Appalachian State adjusting under new basketball coach Dustin Kerns

The Mountaineers, 11-21 a season ago, are learning to play in a new system

First-year Appalachian State coach Dustin Kerns is looking to get the Mountaineers back to a winning record for the first time in nearly a decade. (Carlos Osorio / AP Photo)

It wouldn’t have been the most stunning upset Appalachian State has ever pulled off at Michigan.

That honor belongs to the Mountaineers football team in 2007.

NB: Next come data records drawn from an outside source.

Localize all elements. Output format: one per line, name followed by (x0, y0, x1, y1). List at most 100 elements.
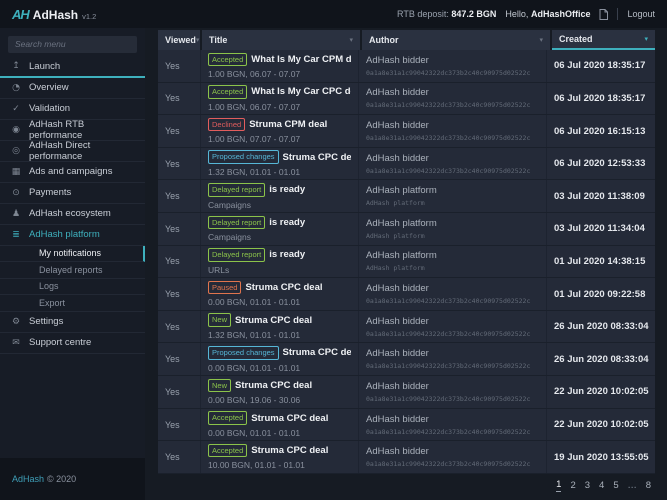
search-input[interactable] (8, 36, 137, 53)
sidebar-item-adhash-rtb-performance[interactable]: ◉AdHash RTB performance (0, 120, 145, 141)
pagination-page-4[interactable]: 4 (599, 480, 604, 491)
status-badge: Delayed report (208, 183, 265, 197)
document-icon[interactable] (599, 9, 608, 20)
author-name: AdHash platform (366, 218, 539, 229)
table-body: YesAcceptedWhat Is My Car CPM deal1.00 B… (158, 50, 655, 474)
viewed-cell: Yes (158, 441, 200, 473)
notification-row[interactable]: YesAcceptedStruma CPC deal10.00 BGN, 01.… (158, 441, 655, 474)
title-line: Proposed changesStruma CPC deal (208, 150, 351, 164)
sidebar-menu: ↥Launch◔Overview✓Validation◉AdHash RTB p… (0, 57, 145, 459)
notification-title: Struma CPC deal (251, 445, 328, 456)
author-name: AdHash bidder (366, 446, 539, 457)
notification-row[interactable]: YesPausedStruma CPC deal0.00 BGN, 01.01 … (158, 278, 655, 311)
sort-arrow-icon: ▾ (644, 35, 648, 43)
validation-icon: ✓ (10, 104, 22, 114)
topbar: AH AdHash v1.2 RTB deposit: 847.2 BGN He… (0, 0, 667, 28)
column-header-viewed[interactable]: Viewed▾ (158, 30, 200, 50)
app-version: v1.2 (82, 12, 96, 21)
pagination-page-3[interactable]: 3 (585, 480, 590, 491)
notification-row[interactable]: YesAcceptedWhat Is My Car CPC deal1.00 B… (158, 83, 655, 116)
created-cell: 22 Jun 2020 10:02:05 (546, 376, 655, 408)
created-cell: 26 Jun 2020 08:33:04 (546, 343, 655, 375)
logo-mark-icon: AH (12, 7, 29, 22)
pagination-page-8[interactable]: 8 (646, 480, 651, 491)
support-icon: ✉ (10, 338, 22, 348)
sidebar-item-label: Launch (29, 61, 60, 72)
title-cell: Delayed reportis readyCampaigns (200, 213, 358, 245)
notification-subtitle: 0.00 BGN, 01.01 - 01.01 (208, 363, 351, 373)
title-line: PausedStruma CPC deal (208, 281, 351, 295)
sort-arrow-icon: ▾ (196, 36, 200, 44)
title-cell: NewStruma CPC deal1.32 BGN, 01.01 - 01.0… (200, 311, 358, 343)
created-cell: 03 Jul 2020 11:38:09 (546, 180, 655, 212)
author-detail: AdHash platform (366, 264, 539, 272)
author-detail: AdHash platform (366, 199, 539, 207)
sidebar-item-label: AdHash ecosystem (29, 208, 111, 219)
viewed-cell: Yes (158, 376, 200, 408)
pagination-page-2[interactable]: 2 (570, 480, 575, 491)
notification-row[interactable]: YesDelayed reportis readyURLsAdHash plat… (158, 246, 655, 279)
sidebar-subitem-export[interactable]: Export (0, 295, 145, 312)
title-line: AcceptedStruma CPC deal (208, 444, 351, 458)
author-cell: AdHash platformAdHash platform (358, 180, 546, 212)
sidebar-item-support-centre[interactable]: ✉Support centre (0, 333, 145, 354)
footer-brand-link[interactable]: AdHash (12, 474, 44, 484)
sidebar-subitem-logs[interactable]: Logs (0, 279, 145, 296)
author-cell: AdHash bidder0a1a8e31a1c99042322dc373b2c… (358, 376, 546, 408)
viewed-cell: Yes (158, 409, 200, 441)
column-label: Viewed (165, 35, 196, 45)
notification-subtitle: URLs (208, 265, 351, 275)
column-header-author[interactable]: Author▾ (362, 30, 550, 50)
sidebar-item-label: Ads and campaigns (29, 166, 112, 177)
pagination-page-5[interactable]: 5 (613, 480, 618, 491)
pagination-page-1[interactable]: 1 (556, 479, 561, 492)
created-cell: 03 Jul 2020 11:34:04 (546, 213, 655, 245)
notification-title: What Is My Car CPC deal (251, 86, 351, 97)
created-cell: 06 Jul 2020 16:15:13 (546, 115, 655, 147)
author-detail: 0a1a8e31a1c99042322dc373b2c40c90975d0252… (366, 167, 539, 175)
notification-row[interactable]: YesNewStruma CPC deal1.32 BGN, 01.01 - 0… (158, 311, 655, 344)
notification-title: Struma CPC deal (251, 413, 328, 424)
column-label: Author (369, 35, 399, 45)
sidebar-item-adhash-platform[interactable]: ≣AdHash platform (0, 225, 145, 246)
notification-title: What Is My Car CPM deal (251, 54, 351, 65)
notification-row[interactable]: YesDelayed reportis readyCampaignsAdHash… (158, 213, 655, 246)
sidebar-subitem-my-notifications[interactable]: My notifications (0, 246, 145, 263)
column-header-title[interactable]: Title▾ (202, 30, 360, 50)
notification-row[interactable]: YesDelayed reportis readyCampaignsAdHash… (158, 180, 655, 213)
notification-row[interactable]: YesProposed changesStruma CPC deal1.32 B… (158, 148, 655, 181)
status-badge: Accepted (208, 53, 247, 67)
sidebar-item-launch[interactable]: ↥Launch (0, 57, 145, 78)
notification-title: is ready (269, 217, 305, 228)
status-badge: New (208, 379, 231, 393)
topbar-right: RTB deposit: 847.2 BGN Hello, AdHashOffi… (397, 8, 655, 20)
created-cell: 06 Jul 2020 18:35:17 (546, 83, 655, 115)
notification-row[interactable]: YesAcceptedStruma CPC deal0.00 BGN, 01.0… (158, 409, 655, 442)
notification-row[interactable]: YesNewStruma CPC deal0.00 BGN, 19.06 - 3… (158, 376, 655, 409)
author-detail: 0a1a8e31a1c99042322dc373b2c40c90975d0252… (366, 362, 539, 370)
logout-button[interactable]: Logout (627, 9, 655, 19)
notification-title: Struma CPC deal (235, 380, 312, 391)
notification-row[interactable]: YesProposed changesStruma CPC deal0.00 B… (158, 343, 655, 376)
app-title: AdHash (33, 8, 78, 22)
sidebar-item-ads-and-campaigns[interactable]: ▦Ads and campaigns (0, 162, 145, 183)
sidebar-item-validation[interactable]: ✓Validation (0, 99, 145, 120)
notification-title: Struma CPC deal (235, 315, 312, 326)
greeting-prefix: Hello, (505, 9, 528, 19)
notification-title: is ready (269, 184, 305, 195)
sidebar-item-adhash-direct-performance[interactable]: ◎AdHash Direct performance (0, 141, 145, 162)
author-detail: AdHash platform (366, 232, 539, 240)
author-detail: 0a1a8e31a1c99042322dc373b2c40c90975d0252… (366, 330, 539, 338)
sidebar-item-overview[interactable]: ◔Overview (0, 78, 145, 99)
sidebar-subitem-delayed-reports[interactable]: Delayed reports (0, 262, 145, 279)
page-layout: ↥Launch◔Overview✓Validation◉AdHash RTB p… (0, 28, 667, 500)
sidebar-item-adhash-ecosystem[interactable]: ♟AdHash ecosystem (0, 204, 145, 225)
rtb-deposit-label: RTB deposit: (397, 9, 449, 19)
sidebar-item-payments[interactable]: ⊙Payments (0, 183, 145, 204)
notification-title: Struma CPC deal (283, 347, 351, 358)
author-cell: AdHash bidder0a1a8e31a1c99042322dc373b2c… (358, 50, 546, 82)
notification-row[interactable]: YesAcceptedWhat Is My Car CPM deal1.00 B… (158, 50, 655, 83)
column-header-created[interactable]: Created▾ (552, 30, 655, 50)
notification-row[interactable]: YesDeclinedStruma CPM deal1.00 BGN, 07.0… (158, 115, 655, 148)
sidebar-item-settings[interactable]: ⚙Settings (0, 312, 145, 333)
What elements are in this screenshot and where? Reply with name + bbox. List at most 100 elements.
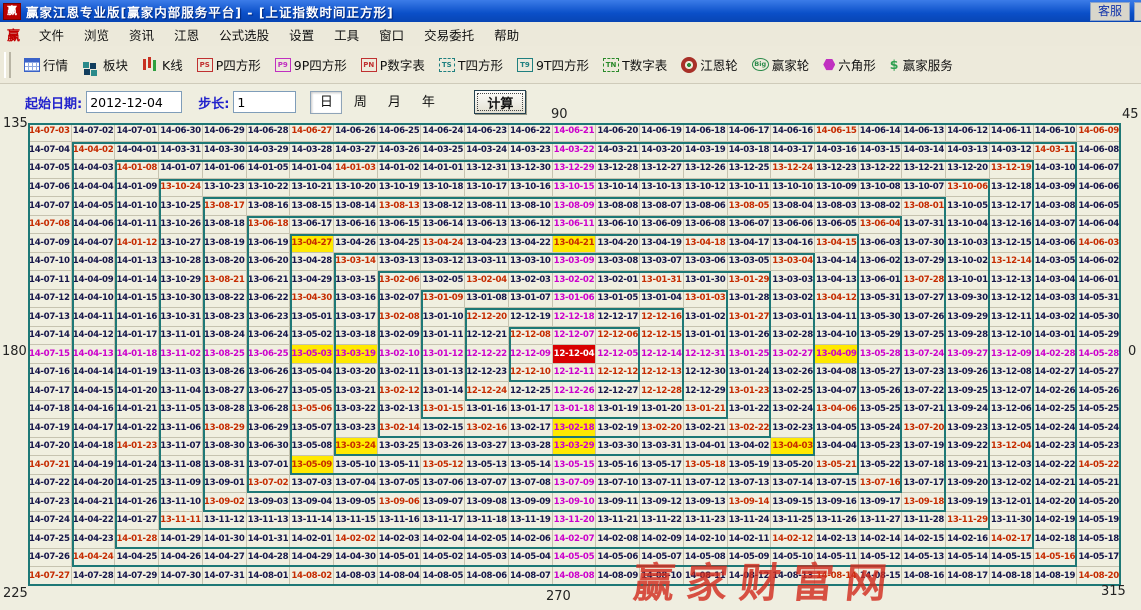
- menu-item-设置[interactable]: 设置: [279, 25, 324, 44]
- date-cell: 13-03-21: [334, 382, 378, 401]
- date-cell: 13-05-12: [421, 456, 465, 475]
- date-cell: 13-04-08: [815, 364, 859, 383]
- toolbar-item-winner-wheel[interactable]: 赢家轮: [745, 50, 817, 80]
- toolbar-item-t-square[interactable]: T四方形: [432, 50, 510, 80]
- date-cell: 13-09-05: [334, 493, 378, 512]
- menu-item-文件[interactable]: 文件: [29, 25, 74, 44]
- titlebar-button-论坛[interactable]: 论坛: [1134, 2, 1141, 21]
- toolbar-item-quotes[interactable]: 行情: [17, 50, 75, 80]
- date-cell: 13-05-06: [290, 401, 334, 420]
- menu-logo-icon: 赢: [0, 25, 29, 44]
- toolbar-item-hexagon[interactable]: 六角形: [816, 50, 883, 80]
- period-button-周[interactable]: 周: [344, 91, 376, 114]
- date-cell: 14-07-06: [28, 179, 72, 198]
- date-cell: 14-04-17: [72, 419, 116, 438]
- date-cell: 13-02-28: [771, 327, 815, 346]
- date-cell: 13-09-26: [946, 364, 990, 383]
- date-cell: 13-11-12: [203, 512, 247, 531]
- pn-icon: [361, 58, 377, 72]
- date-cell: 14-02-04: [421, 530, 465, 549]
- period-button-月[interactable]: 月: [378, 91, 410, 114]
- toolbar-item-p-square[interactable]: P四方形: [190, 50, 268, 80]
- date-cell: 14-05-21: [1077, 475, 1121, 494]
- date-cell: 13-12-14: [990, 253, 1034, 272]
- date-cell: 14-03-18: [728, 142, 772, 161]
- title-bar-buttons: 客服论坛: [1090, 2, 1141, 21]
- date-cell: 13-11-11: [159, 512, 203, 531]
- date-cell: 14-07-18: [28, 401, 72, 420]
- period-button-日[interactable]: 日: [310, 91, 342, 114]
- date-cell: 13-10-21: [290, 179, 334, 198]
- date-cell: 13-06-06: [771, 216, 815, 235]
- date-cell: 13-03-19: [334, 345, 378, 364]
- date-cell: 14-04-23: [72, 530, 116, 549]
- date-cell: 14-06-02: [1077, 253, 1121, 272]
- date-cell: 13-12-20: [946, 160, 990, 179]
- date-cell: 14-07-10: [28, 253, 72, 272]
- date-cell: 12-12-08: [509, 327, 553, 346]
- date-cell: 14-04-24: [72, 549, 116, 568]
- date-cell: 14-07-07: [28, 197, 72, 216]
- date-cell: 13-11-07: [159, 438, 203, 457]
- angle-label-90: 90: [551, 107, 568, 122]
- date-cell: 13-10-05: [946, 197, 990, 216]
- date-cell: 12-12-05: [596, 345, 640, 364]
- menu-item-浏览[interactable]: 浏览: [74, 25, 119, 44]
- date-cell: 13-05-23: [859, 438, 903, 457]
- date-cell: 13-09-17: [859, 493, 903, 512]
- date-cell: 13-02-07: [378, 290, 422, 309]
- date-cell: 12-12-30: [684, 364, 728, 383]
- date-cell: 13-09-18: [902, 493, 946, 512]
- date-cell: 14-08-05: [421, 567, 465, 586]
- toolbar-item-t-number[interactable]: T数字表: [596, 50, 674, 80]
- date-cell: 13-07-16: [859, 475, 903, 494]
- date-cell: 14-07-27: [28, 567, 72, 586]
- toolbar-item-sectors[interactable]: 板块: [75, 50, 135, 80]
- date-cell: 12-12-25: [509, 382, 553, 401]
- toolbar-item-label: 9P四方形: [294, 55, 347, 74]
- date-cell: 13-04-20: [596, 234, 640, 253]
- date-cell: 13-12-15: [990, 234, 1034, 253]
- menu-item-窗口[interactable]: 窗口: [369, 25, 414, 44]
- toolbar-item-9t-square[interactable]: 9T四方形: [510, 50, 596, 80]
- calculate-button[interactable]: 计算: [474, 90, 526, 114]
- toolbar-item-9p-square[interactable]: 9P四方形: [268, 50, 354, 80]
- date-cell: 13-08-10: [509, 197, 553, 216]
- date-cell: 14-07-29: [115, 567, 159, 586]
- date-cell: 13-04-24: [421, 234, 465, 253]
- menu-item-交易委托[interactable]: 交易委托: [414, 25, 484, 44]
- date-cell: 14-07-19: [28, 419, 72, 438]
- date-cell: 13-05-11: [378, 456, 422, 475]
- start-date-input[interactable]: [86, 91, 182, 113]
- toolbar-item-kline[interactable]: K线: [135, 50, 190, 80]
- date-cell: 12-12-28: [640, 382, 684, 401]
- period-button-年[interactable]: 年: [412, 91, 444, 114]
- toolbar-item-label: 赢家服务: [903, 55, 953, 74]
- date-cell: 13-11-30: [990, 512, 1034, 531]
- date-cell: 13-12-31: [465, 160, 509, 179]
- date-cell: 14-03-27: [334, 142, 378, 161]
- menu-item-公式选股[interactable]: 公式选股: [209, 25, 279, 44]
- toolbar-item-p-number[interactable]: P数字表: [354, 50, 432, 80]
- date-cell: 13-09-04: [290, 493, 334, 512]
- menu-item-工具[interactable]: 工具: [324, 25, 369, 44]
- date-cell: 13-06-26: [247, 364, 291, 383]
- date-cell: 14-04-13: [72, 345, 116, 364]
- menu-item-资讯[interactable]: 资讯: [119, 25, 164, 44]
- date-cell: 14-01-05: [247, 160, 291, 179]
- menu-item-帮助[interactable]: 帮助: [484, 25, 529, 44]
- toolbar-item-service[interactable]: 赢家服务: [883, 50, 960, 80]
- menu-item-江恩[interactable]: 江恩: [164, 25, 209, 44]
- date-cell: 13-03-04: [771, 253, 815, 272]
- titlebar-button-客服[interactable]: 客服: [1090, 2, 1130, 21]
- date-cell: 13-02-02: [553, 271, 597, 290]
- date-cell: 13-02-13: [378, 401, 422, 420]
- date-cell: 13-05-25: [859, 401, 903, 420]
- date-cell: 13-05-14: [509, 456, 553, 475]
- date-cell: 13-09-29: [946, 308, 990, 327]
- step-input[interactable]: [233, 91, 296, 113]
- toolbar-item-gann-wheel[interactable]: 江恩轮: [674, 50, 745, 80]
- time-square-grid: 14-07-0314-07-0214-07-0114-06-3014-06-29…: [28, 123, 1121, 586]
- date-cell: 13-08-07: [640, 197, 684, 216]
- date-cell: 13-01-20: [640, 401, 684, 420]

But it still would have been notable had App State’s basketball team been able to complete its stunning comeback from a 30-point second half deficit and spoil the debut of new Wolverines coach Juwan Howard.

The Mountaineers got as close as three before falling 79-71. But even in defeat, the opening game performance and the resiliency it showed last Tuesday bodes well for their own first-year coach, Dustin Kerns, as the 2019-20 season progresses.

Kerns, a former Clemson player who spent the past two seasons at Presbyterian, inherits a team with four returning starters and seven veterans in all, although the new coach acknowledged that “four starters from an 11-win team doesn’t mean anything.”

App State did go 11-21 a year ago for its eighth straight losing season and was picked to finish ninth in the 12-team Sun Belt Conference. But even with that history to overcome, Kerns acknowledges that there’s still plenty to work within the veteran nucleus of his team.

“We’ve got some guys that really have a high basketball IQ,” Kerns said. “The way they absorb things, have picked up on things has been very good and quick. But we’re still trying to build habits and getting guys to play with one another.”

Their first major bonding experience came in the second half in Ann Arbor. After falling behind 67-37 with 12:59 remaining, the Mountaineers outscored Michigan 32-6 to get back into contention.

The charge was led by 6-foot-2 senior guard Justin Forrest, a preseason second-team All-Sun Belt selection who scored 18 of his game-high 27 points in the second half.

Forrest, who ranked second on the team in scoring last year at 16.2 points per game while leading in steals with 37, followed his big game at Michigan with a 17-point performance against Division III Ferrum last weekend.

The Mountaineers topped East Carolina 68-62 on Tuesday.

Although 6-foot-9 senior Isaac Johnson, a third-team preseason all-conference pick, is off to a strong start after averaging 12 points and eight rebounds a year ago, the foundation upon which Kerns is building his first Mountaineer squad is a backcourt that also includes returning starter sophomore Adrian Delph, a 6-3 sophomore, and 6-3 redshirt junior Michael Bibby — the son of the former Arizona and NBA star of the same name.

“I think a strength of ours is (that we have) bigger guards that can attack the rim and get to the free-throw line and find ways to score that way,” Kerns said. “Especially with the 3-point line moving back, even though it’s a little bit. Our team has heard me say this a lot — our defense has to dictate our offense.”

That commitment to becoming a more aggressive and efficient defensive team is job one for Kerns after last year’s team allowed an average of 79.3 points per game. That figure ranked next-to-last in the Sun Belt in 2018-19, ahead of only Louisiana-Lafayette at 80.5 points per game and ranked App State 333rd among the nation’s 354 Division I teams.

But while changes in the way the Mountaineers do things were necessary, Kerns said that the adjustments haven’t been as major as he thought they might be because of the personnel with which he has to work.

“I’m always going to be married to my players and not my system,” the new coach said. “Fortunately, we are able to get some guys returning that fit what we want to do anyway.”

Besides Forrest, Johnson and Delph, the fourth returning starter is 6-9 senior center Hunter Seacat, who shot 55.9 percent from the floor last season. The other returning players are 5-11 senior guard O’Showen Williams (3.8 ppg in 2018-19) and redshirt sophomore James Lewis Jr., a transfer from Chattanooga who sat out last season under NCAA rules.

The top newcomer is 6-5 freshman wing Donovan Gregory, who posted 10 points and eight rebounds in App State’s 83-56 win against Ferrum. The rest of the freshman class consists of 6-7 forward Kendall Lewis, 6-1 guard J.C. Tharrington and 6-6 forward R.J. Wilson.